# Found 66 within 20 minuted of the cities...



## theswede (May 24, 2014)

Found these last night...it's on!


----------



## yogaguy (May 8, 2015)

any particular direction from the cities?


----------



## shroomtrooper (May 12, 2013)

Not north .


----------



## shroom god (Apr 24, 2014)

TheSwede is on the board! Nice job. All under one tree? Elm, and hilltop with full sun? 
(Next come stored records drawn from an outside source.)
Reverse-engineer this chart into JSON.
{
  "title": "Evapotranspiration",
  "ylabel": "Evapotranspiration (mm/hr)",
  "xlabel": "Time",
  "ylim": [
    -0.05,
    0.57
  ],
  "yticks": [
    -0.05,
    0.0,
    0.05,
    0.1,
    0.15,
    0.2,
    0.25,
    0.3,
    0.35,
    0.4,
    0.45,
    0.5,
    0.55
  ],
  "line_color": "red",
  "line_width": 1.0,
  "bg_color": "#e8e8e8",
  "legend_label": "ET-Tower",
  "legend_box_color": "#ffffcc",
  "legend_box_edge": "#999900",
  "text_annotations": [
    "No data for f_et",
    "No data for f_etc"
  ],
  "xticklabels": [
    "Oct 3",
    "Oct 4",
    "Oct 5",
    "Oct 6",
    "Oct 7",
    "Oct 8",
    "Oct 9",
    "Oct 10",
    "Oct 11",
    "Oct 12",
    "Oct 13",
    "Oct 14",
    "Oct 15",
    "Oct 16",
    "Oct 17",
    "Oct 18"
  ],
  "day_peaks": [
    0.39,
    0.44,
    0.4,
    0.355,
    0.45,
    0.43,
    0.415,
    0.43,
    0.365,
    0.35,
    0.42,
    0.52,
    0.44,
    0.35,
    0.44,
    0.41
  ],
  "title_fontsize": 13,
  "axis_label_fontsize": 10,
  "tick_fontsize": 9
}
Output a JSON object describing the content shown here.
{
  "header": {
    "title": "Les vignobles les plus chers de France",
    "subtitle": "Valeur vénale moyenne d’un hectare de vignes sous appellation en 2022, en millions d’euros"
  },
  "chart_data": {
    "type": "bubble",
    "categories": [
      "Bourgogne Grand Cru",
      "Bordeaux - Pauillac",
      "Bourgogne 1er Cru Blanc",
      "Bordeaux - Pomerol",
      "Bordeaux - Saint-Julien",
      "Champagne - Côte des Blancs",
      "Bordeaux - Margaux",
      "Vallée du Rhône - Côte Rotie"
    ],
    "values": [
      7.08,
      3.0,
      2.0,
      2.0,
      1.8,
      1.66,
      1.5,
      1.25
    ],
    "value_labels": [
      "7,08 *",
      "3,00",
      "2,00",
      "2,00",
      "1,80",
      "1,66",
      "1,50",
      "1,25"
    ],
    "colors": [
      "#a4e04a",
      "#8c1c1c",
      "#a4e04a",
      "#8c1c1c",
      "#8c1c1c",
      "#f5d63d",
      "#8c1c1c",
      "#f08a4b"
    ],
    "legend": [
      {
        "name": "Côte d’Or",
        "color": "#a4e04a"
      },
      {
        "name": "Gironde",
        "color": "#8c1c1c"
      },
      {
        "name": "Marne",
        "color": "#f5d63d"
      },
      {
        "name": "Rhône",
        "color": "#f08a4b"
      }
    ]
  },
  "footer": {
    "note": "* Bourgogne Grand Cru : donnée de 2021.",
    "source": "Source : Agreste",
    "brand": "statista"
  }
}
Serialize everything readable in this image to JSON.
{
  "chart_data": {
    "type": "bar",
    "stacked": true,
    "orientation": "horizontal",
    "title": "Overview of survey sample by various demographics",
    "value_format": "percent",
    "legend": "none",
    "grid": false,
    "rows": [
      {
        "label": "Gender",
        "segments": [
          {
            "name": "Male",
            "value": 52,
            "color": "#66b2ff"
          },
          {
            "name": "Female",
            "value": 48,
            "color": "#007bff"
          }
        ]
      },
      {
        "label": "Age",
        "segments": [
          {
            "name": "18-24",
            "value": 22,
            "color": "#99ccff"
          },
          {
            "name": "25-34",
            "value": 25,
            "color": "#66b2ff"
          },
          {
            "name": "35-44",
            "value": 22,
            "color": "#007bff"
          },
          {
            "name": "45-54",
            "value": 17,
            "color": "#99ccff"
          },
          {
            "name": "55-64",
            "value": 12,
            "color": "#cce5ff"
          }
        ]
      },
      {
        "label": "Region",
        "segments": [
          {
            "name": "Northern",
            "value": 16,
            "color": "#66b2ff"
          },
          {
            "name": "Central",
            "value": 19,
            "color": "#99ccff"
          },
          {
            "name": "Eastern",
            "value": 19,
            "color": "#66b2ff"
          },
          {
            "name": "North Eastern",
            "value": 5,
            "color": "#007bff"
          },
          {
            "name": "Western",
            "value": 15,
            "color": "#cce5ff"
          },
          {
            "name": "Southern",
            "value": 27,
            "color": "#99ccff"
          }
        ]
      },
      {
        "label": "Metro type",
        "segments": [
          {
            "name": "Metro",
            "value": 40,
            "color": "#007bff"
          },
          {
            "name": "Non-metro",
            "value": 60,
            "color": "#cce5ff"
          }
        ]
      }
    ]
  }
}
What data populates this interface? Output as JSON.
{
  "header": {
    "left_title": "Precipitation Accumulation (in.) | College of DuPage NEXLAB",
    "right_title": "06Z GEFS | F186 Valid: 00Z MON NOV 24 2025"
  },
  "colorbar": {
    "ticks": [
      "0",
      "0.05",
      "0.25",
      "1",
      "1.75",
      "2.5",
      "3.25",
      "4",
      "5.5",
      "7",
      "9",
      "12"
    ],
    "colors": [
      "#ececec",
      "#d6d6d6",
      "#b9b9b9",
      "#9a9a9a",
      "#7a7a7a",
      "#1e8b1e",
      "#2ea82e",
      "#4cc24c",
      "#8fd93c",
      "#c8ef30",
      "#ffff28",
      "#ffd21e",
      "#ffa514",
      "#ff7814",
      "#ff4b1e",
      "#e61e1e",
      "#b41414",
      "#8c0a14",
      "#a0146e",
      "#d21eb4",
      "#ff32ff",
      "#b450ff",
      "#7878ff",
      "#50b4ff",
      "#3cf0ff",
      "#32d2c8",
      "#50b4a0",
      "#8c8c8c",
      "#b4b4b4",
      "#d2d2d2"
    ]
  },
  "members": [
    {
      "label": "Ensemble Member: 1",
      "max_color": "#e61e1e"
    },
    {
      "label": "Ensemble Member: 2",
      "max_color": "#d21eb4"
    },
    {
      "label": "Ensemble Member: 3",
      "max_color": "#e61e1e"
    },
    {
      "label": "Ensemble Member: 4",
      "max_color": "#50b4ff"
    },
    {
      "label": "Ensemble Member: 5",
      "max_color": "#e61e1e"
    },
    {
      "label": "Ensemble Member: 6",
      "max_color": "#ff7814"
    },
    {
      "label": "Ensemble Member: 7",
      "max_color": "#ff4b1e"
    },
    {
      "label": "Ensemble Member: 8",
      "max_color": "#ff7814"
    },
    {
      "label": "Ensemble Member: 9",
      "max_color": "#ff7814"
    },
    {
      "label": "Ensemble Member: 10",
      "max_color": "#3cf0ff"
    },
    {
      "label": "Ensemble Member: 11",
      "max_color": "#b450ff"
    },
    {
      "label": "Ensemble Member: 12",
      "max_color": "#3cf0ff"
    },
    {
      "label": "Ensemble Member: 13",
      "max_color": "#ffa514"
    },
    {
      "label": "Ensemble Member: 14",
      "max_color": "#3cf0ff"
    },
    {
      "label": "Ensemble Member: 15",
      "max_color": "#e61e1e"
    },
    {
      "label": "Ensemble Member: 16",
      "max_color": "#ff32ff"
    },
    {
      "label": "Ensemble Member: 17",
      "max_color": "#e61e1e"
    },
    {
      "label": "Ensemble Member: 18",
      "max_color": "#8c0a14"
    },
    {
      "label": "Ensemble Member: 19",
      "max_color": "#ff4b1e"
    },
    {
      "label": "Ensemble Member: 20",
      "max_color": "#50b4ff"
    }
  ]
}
Shroomtrooper, you've timed your vacation pretty well. It's coming to a close here in my neck of the woods, but northern tier counties in IA should be good for another week. My freezer is full and I've dried several pounds to package up and send to friends. I've walked so many miles over so many hours and seen so many wondrous things and felt so renewed again. I hope your searches go as well.


----------



## shroomtrooper (May 12, 2013)

My timing is good if I go south, just babies where I am. So I went south hour or so and first spot got 45. Not bad for a new spot. I never find any on river flood plains, but after I found a few checked the flood plain and under 1 giant dead elm, I found 8 real nice yellows. Lots of other dead elms but nothing under them. I wonder if the younger dead elms had a opportunity to get a relationship with the spores before flooding out, where as the older elm had many more years to get a mycorrhizal relationship. Just a thought. Because so many dead elms and only 1 tree. Unless I go back I will never know if I was just too early for the younger ones. Fun going on the road, reminds me of grouse hunting up north.


----------



## mzter shroom (Apr 24, 2014)

Really shroomster, some of my best spots are river flood plains found about 4 lbs in 3 hours last year on one. It most likely depends on how long the plain took to recede in any particular year.


----------



## crazymushroomguy (Apr 14, 2014)

That's interesting, I generally avoid the floodplains due to sandy mushrooms...is there a way to get rid of it? Never been able to remove all the grit, makes for an unpleasant bite.


----------